Neuss Königliche Lehrstunde

Neuss · Andreas Spaniol überzeugt als Bertie in "The King's Speech" im RLT.

 Lionel Logue (Stefan Schleue, l.) geht mit Hilfe der Königin (Hergard Engert) ungewöhnliche Wege, um Bertie (Andreas Spaniol) das Stottern abzugewöhnen.

Lionel Logue (Stefan Schleue, l.) geht mit Hilfe der Königin (Hergard Engert) ungewöhnliche Wege, um Bertie (Andreas Spaniol) das Stottern abzugewöhnen.

Foto: Fotografie Bjoern Hickmann

Was für eine Inszenierung! Die "Standing Ovations" wollten gar nicht enden bei der Premiere von "The King's Speech" im Studio des RLT. Eine herzerwärmende Geschichte von Freundschaft, Kampf und einem Sieg über sich selbst, ein großartiges Bühnenbild, dazu grandiose Darsteller, allen voran Andreas Spaniol in der Hauptrolle - das sind die Zutaten, mit denen Regisseur Alexander Marusch ein außergewöhnliches, sehenswertes Stück gelungen ist.
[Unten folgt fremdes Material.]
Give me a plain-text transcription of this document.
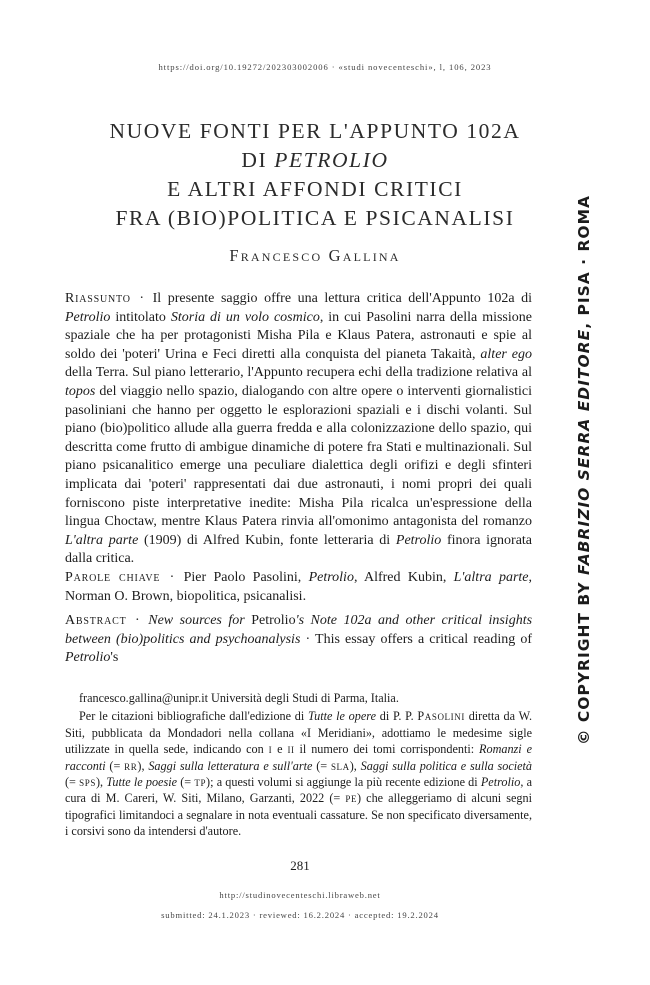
https://doi.org/10.19272/202303002006 · «studi novecenteschi», l, 106, 2023
NUOVE FONTI PER L'APPUNTO 102A
DI PETROLIO
E ALTRI AFFONDI CRITICI
FRA (BIO)POLITICA E PSICANALISI
Francesco Gallina

Riassunto · Il presente saggio offre una lettura critica dell'Appunto 102a di Petrolio intitolato Storia di un volo cosmico, in cui Pasolini narra della missione spaziale che ha per protagonisti Misha Pila e Klaus Patera, astronauti e spie al soldo dei 'poteri' Urina e Feci diretti alla conquista del pianeta Takaità, alter ego della Terra. Sul piano letterario, l'Appunto recupera echi della tradizione relativa al topos del viaggio nello spazio, dialogando con altre opere o interventi giornalistici pasoliniani che hanno per oggetto le esplorazioni spaziali e i dischi volanti. Sul piano (bio)politico allude alla guerra fredda e alla colonizzazione dello spazio, qui descritta come frutto di ambigue dinamiche di potere fra Stati e multinazionali. Sul piano psicanalitico emerge una peculiare dialettica degli orifizi e degli sfinteri implicata dai 'poteri' rappresentati dai due astronauti, i nomi propri dei quali forniscono piste interpretative inedite: Misha Pila ricalca un'espressione della lingua Choctaw, mentre Klaus Patera rinvia all'omonimo antagonista del romanzo L'altra parte (1909) di Alfred Kubin, fonte letteraria di Petrolio finora ignorata dalla critica.

Parole chiave · Pier Paolo Pasolini, Petrolio, Alfred Kubin, L'altra parte, Norman O. Brown, biopolitica, psicanalisi.

Abstract · New sources for Petrolio's Note 102a and other critical insights between (bio)politics and psychoanalysis · This essay offers a critical reading of Petrolio's

francesco.gallina@unipr.it Università degli Studi di Parma, Italia.

Per le citazioni bibliografiche dall'edizione di Tutte le opere di P. P. Pasolini diretta da W. Siti, pubblicata da Mondadori nella collana «I Meridiani», adottiamo le medesime sigle utilizzate in quella sede, indicando con i e ii il numero dei tomi corrispondenti: Romanzi e racconti (= rr), Saggi sulla letteratura e sull'arte (= sla), Saggi sulla politica e sulla società (= sps), Tutte le poesie (= tp); a questi volumi si aggiunge la più recente edizione di Petrolio, a cura di M. Careri, W. Siti, Milano, Garzanti, 2022 (= pe) che alleggeriamo di alcuni segni tipografici limitandoci a segnalare in nota eventuali cassature. Se non specificato diversamente, i corsivi sono da intendersi d'autore.

281
http://studinovecenteschi.libraweb.net
submitted: 24.1.2023 · reviewed: 16.2.2024 · accepted: 19.2.2024
© COPYRIGHT BY FABRIZIO SERRA EDITORE, PISA · ROMA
Eines, das vom ersten bis zum letzten Moment unentrinnbar unter die Haut geht.

Zwei ungleiche Freunde, die es nicht leicht miteinander haben, sind Lionel, australischer Sprachtherapeut mit unorthodoxen Ideen, und Bertie, britischer König mit Stotterproblem. Stefan Schleue ist frisch, authentisch, hinreißend als Lionel Logue, Selfmademan aus dem australischen Outback mit wenig Ehrfurcht vor königlicher Etikette.
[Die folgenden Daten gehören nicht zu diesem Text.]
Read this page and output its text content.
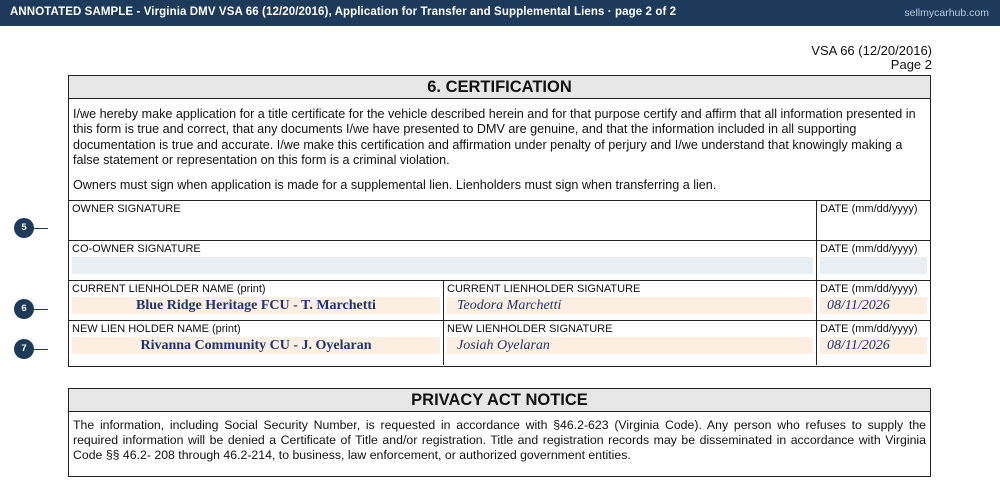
ANNOTATED SAMPLE - Virginia DMV VSA 66 (12/20/2016), Application for Transfer and Supplemental Liens · page 2 of 2	sellmycarhub.com
VSA 66 (12/20/2016)
Page 2
5
6
7
6. CERTIFICATION
I/we hereby make application for a title certificate for the vehicle described herein and for that purpose certify and affirm that all information presented in this form is true and correct, that any documents I/we have presented to DMV are genuine, and that the information included in all supporting documentation is true and accurate. I/we make this certification and affirmation under penalty of perjury and I/we understand that knowingly making a false statement or representation on this form is a criminal violation.
Owners must sign when application is made for a supplemental lien. Lienholders must sign when transferring a lien.
OWNER SIGNATURE	DATE (mm/dd/yyyy)
CO-OWNER SIGNATURE	DATE (mm/dd/yyyy)
CURRENT LIENHOLDER NAME (print)
Blue Ridge Heritage FCU - T. Marchetti
CURRENT LIENHOLDER SIGNATURE
Teodora Marchetti
DATE (mm/dd/yyyy)
08/11/2026
NEW LIEN HOLDER NAME (print)
Rivanna Community CU - J. Oyelaran
NEW LIENHOLDER SIGNATURE
Josiah Oyelaran
DATE (mm/dd/yyyy)
08/11/2026
PRIVACY ACT NOTICE
The information, including Social Security Number, is requested in accordance with §46.2-623 (Virginia Code). Any person who refuses to supply the required information will be denied a Certificate of Title and/or registration. Title and registration records may be disseminated in accordance with Virginia Code §§ 46.2- 208 through 46.2-214, to business, law enforcement, or authorized government entities.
Andreas Spaniol als Bertie beschert der Bühne eine Sternstunde, indem er den inneren Kampf des Stotterers für jeden Zuschauer unausweichlich spürbar macht. Er lässt mitleiden, mitzittern und schließlich den wunderbaren Triumph des Königs über sich selbst hautnah miterleben. Sensibel gelingt ihm dieser König als Mensch, der von seinen Aufgaben wie von Mühlsteinen zermahlen zu werden droht, der scheitert und doch nie aufgibt, weil es keine Alternative zum Bestehen gibt. Zerbrechlich und zart, ängstlich und tapfer zugleich: Spaniol zeigt diesen Monarchen wider Willen im furchtbaren Widerstreit mit sich und den Beschädigungen einer kalten Kindheit.
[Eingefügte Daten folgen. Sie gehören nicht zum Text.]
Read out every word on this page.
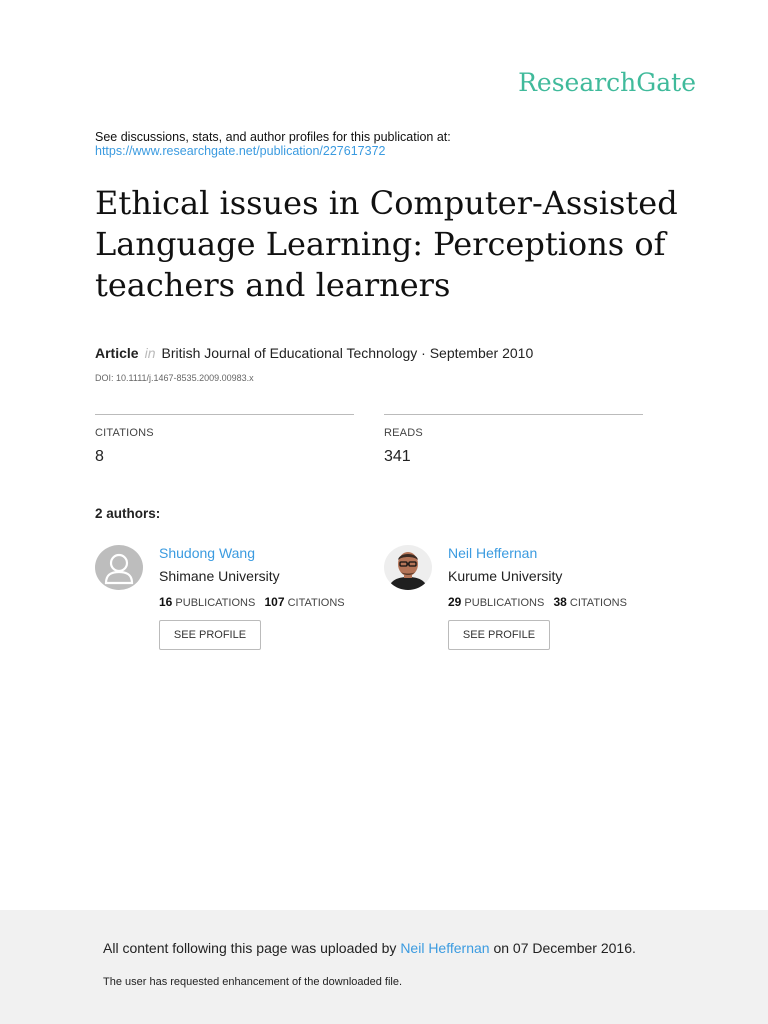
ResearchGate
See discussions, stats, and author profiles for this publication at:
https://www.researchgate.net/publication/227617372
Ethical issues in Computer-Assisted Language Learning: Perceptions of teachers and learners
Article in British Journal of Educational Technology · September 2010
DOI: 10.1111/j.1467-8535.2009.00983.x
CITATIONS
8
READS
341
2 authors:
Shudong Wang
Shimane University
16 PUBLICATIONS 107 CITATIONS
SEE PROFILE
Neil Heffernan
Kurume University
29 PUBLICATIONS 38 CITATIONS
SEE PROFILE
All content following this page was uploaded by Neil Heffernan on 07 December 2016.
The user has requested enhancement of the downloaded file.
Nähe und Fokussierung sind die Zaubermittel, mit denen Marusch in seiner blitzgescheiten Inszenierung aus dieser Geschichte eines therapeutischen Triumphs ein Ereignis macht, das die Zuschauer zwischen Beklemmung und Glück jede Facette dieser emotionalen Achterbahnfahrt durchleben lässt. Dabei gibt er auch Raum für Entspannung, bietet hinreißend komische Momente, etwa wenn die Königsgattin (wunderbar britisch unterkühlt: Hergard Engert) aus therapeutischen Gründen auf dem Brustkorb des Gatten sitzt: Allein schon Engerts Blick lohnt den Abend!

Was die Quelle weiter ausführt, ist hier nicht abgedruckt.